Approach
Supportive care is the mainstay of botulism therapy. Patients with suspected or confirmed botulism should undergo serial vital capacity assessments in the intensive care unit. In addition, patients should be assessed for the adequacy of gag and cough reflexes, control of oropharyngeal secretions, oxygen saturation, and inspiratory force. Mechanical ventilation should be considered for any patient with upper airway compromise (due to pharyngeal muscle paralysis) or a decline in vital capacity.[41]
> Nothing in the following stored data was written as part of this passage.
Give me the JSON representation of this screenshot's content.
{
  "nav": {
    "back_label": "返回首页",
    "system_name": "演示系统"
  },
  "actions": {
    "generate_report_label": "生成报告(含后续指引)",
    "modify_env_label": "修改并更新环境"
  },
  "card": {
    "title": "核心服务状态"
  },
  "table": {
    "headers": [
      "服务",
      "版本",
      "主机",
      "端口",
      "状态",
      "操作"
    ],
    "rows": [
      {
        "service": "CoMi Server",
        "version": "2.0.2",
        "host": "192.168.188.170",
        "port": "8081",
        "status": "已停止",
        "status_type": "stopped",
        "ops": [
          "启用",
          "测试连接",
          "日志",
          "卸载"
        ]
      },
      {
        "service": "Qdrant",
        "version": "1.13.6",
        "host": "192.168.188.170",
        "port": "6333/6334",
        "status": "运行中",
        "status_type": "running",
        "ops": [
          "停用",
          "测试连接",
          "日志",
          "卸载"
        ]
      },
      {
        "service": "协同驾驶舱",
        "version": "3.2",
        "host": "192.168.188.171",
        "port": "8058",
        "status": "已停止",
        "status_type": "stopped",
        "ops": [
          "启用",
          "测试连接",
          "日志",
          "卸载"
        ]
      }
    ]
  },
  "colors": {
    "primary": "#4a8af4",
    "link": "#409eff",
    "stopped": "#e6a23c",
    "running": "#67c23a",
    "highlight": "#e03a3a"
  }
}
Swift administration of botulism antitoxin is also essential in the management of botulism cases.[41] In March 2010, the Centers for Disease Control and Prevention (CDC) announced the availability of a new heptavalent (A-G) botulism antitoxin (HBAT). CDC: infectious disease laboratories - our formulary Opens in new window In 2013, the Food and Drug Administration approved use of HBAT in patients with a documented or suspected exposure to botulinum toxin who develop symptoms of botulism. HBAT, available only through the CDC, replaces previously licensed botulism antitoxin AB and investigational botulism antitoxin E.[63] The potential for anaphylaxis, delayed allergic reactions (serum sickness), and lifelong sensitization to equine proteins, in addition to short half-lives, limits the use of antitoxins derived from equine plasma (such as HBAT) in the infant (<1 year) population.[64]
Human-derived botulism immunoglobulin (known as BabyBIG™, available from the California Department of Health Services) has been shown to be safe and effective for treatment of infected infants in a randomized, controlled trial.[64][65] Infant Botulism Treatment and Prevention Program Opens in new window
Foodborne botulism
Toxin types A, B, and E account for most cases of foodborne botulism. Adults and children ≥1 year of age should receive heptavalent botulism antitoxin (HBAT, Cangene Corporation), and infants <1 year should receive the intravenous botulism immunoglobulin (human), also known as BabyBIG™. Human-derived botulism immunoglobulin is preferred in the infant (<1 year) population because antitoxins derived from equine plasma (such as HBAT) have shorter half-lives, and have been associated with anaphylaxis, delayed allergic reactions (serum sickness), and lifelong sensitization to equine proteins.[64]
Gastric lavage may be attempted in adults if the food exposure was relatively recent. In the absence of an ileus, enemas or cathartic agents may be used to eliminate unabsorbed toxin from the gastrointestinal tract. Gastric lavage and/or enemas are not recommended in infants.
Wound botulism
Adults and children ≥1 year of age should receive HBAT, and infants <1 year should receive the intravenous botulism immunoglobulin (human), also known as BabyBIG™.
In addition to the antitoxin, patients with wound botulism should undergo careful debridement. Clostridium botulinum abscess formation may be treated with penicillin G, or metronidazole in penicillin-allergic patients. Aminoglycosides should be avoided in cases of confirmed or suspected botulism as they have been shown to cause neuromuscular blockade, and may therefore potentiate the toxin’s effects.[66]
Iatrogenic botulism
The US Food and Drug Administration licensed type A and type B botulinum toxin preparations for therapeutic and cosmetic purposes. In cases of iatrogenic botulism, HBAT should be administered to adults and children ≥1 year of age. Although it is rare that children <1 year would require therapeutic injections of botulism, they should receive the intravenous botulism immunoglobulin (human), also known as BabyBIG™.
Inhalational botulism (biologic attack)
Inhalational botulism is not a naturally occurring entity and should be considered a biological attack until proven otherwise. Clinical manifestations of inhalational botulism are nearly indistinguishable from the other forms of botulism. The occurrence of a large number of cases of acute flaccid paralysis with bulbar palsies or an unusual clustering of illnesses should raise suspicion for intentional release of botulinum toxin. In such instances, the local and state health department and hospital infection control department should be notified immediately. However, there are no specific reporting requirements outside of the requirement to report any case of botulism.
In the event of intentional dissemination of botulinum toxin, heptavalent antitoxin may be dispensed for adults and children by the Department of Defense. Botulism immunoglobulin (BabyBIG™) has not been tested in adults or children >1 year. However, in the event of a bioterrorist attack, the use of BabyBIG™ could be considered a secondary option for the treatment of inhalational botulism in adults and children >1 year if sufficient supplies of botulism antitoxin were not available. Clothing and skin exposed to aerosolized botulinum toxin should be washed thoroughly with soap and water. As hours to days are required for natural degradation of the toxin, a 0.1% hypochlorite bleach solution should be used to clean exposed objects and surfaces.[47]
Use of botulism antitoxin as a means of postexposure prophylaxis has not been shown to be effective. Current recommendations by the Working Group on Civilian Biodefense state that asymptomatic people believed to be exposed to the intentional release of toxin should remain under close medical supervision.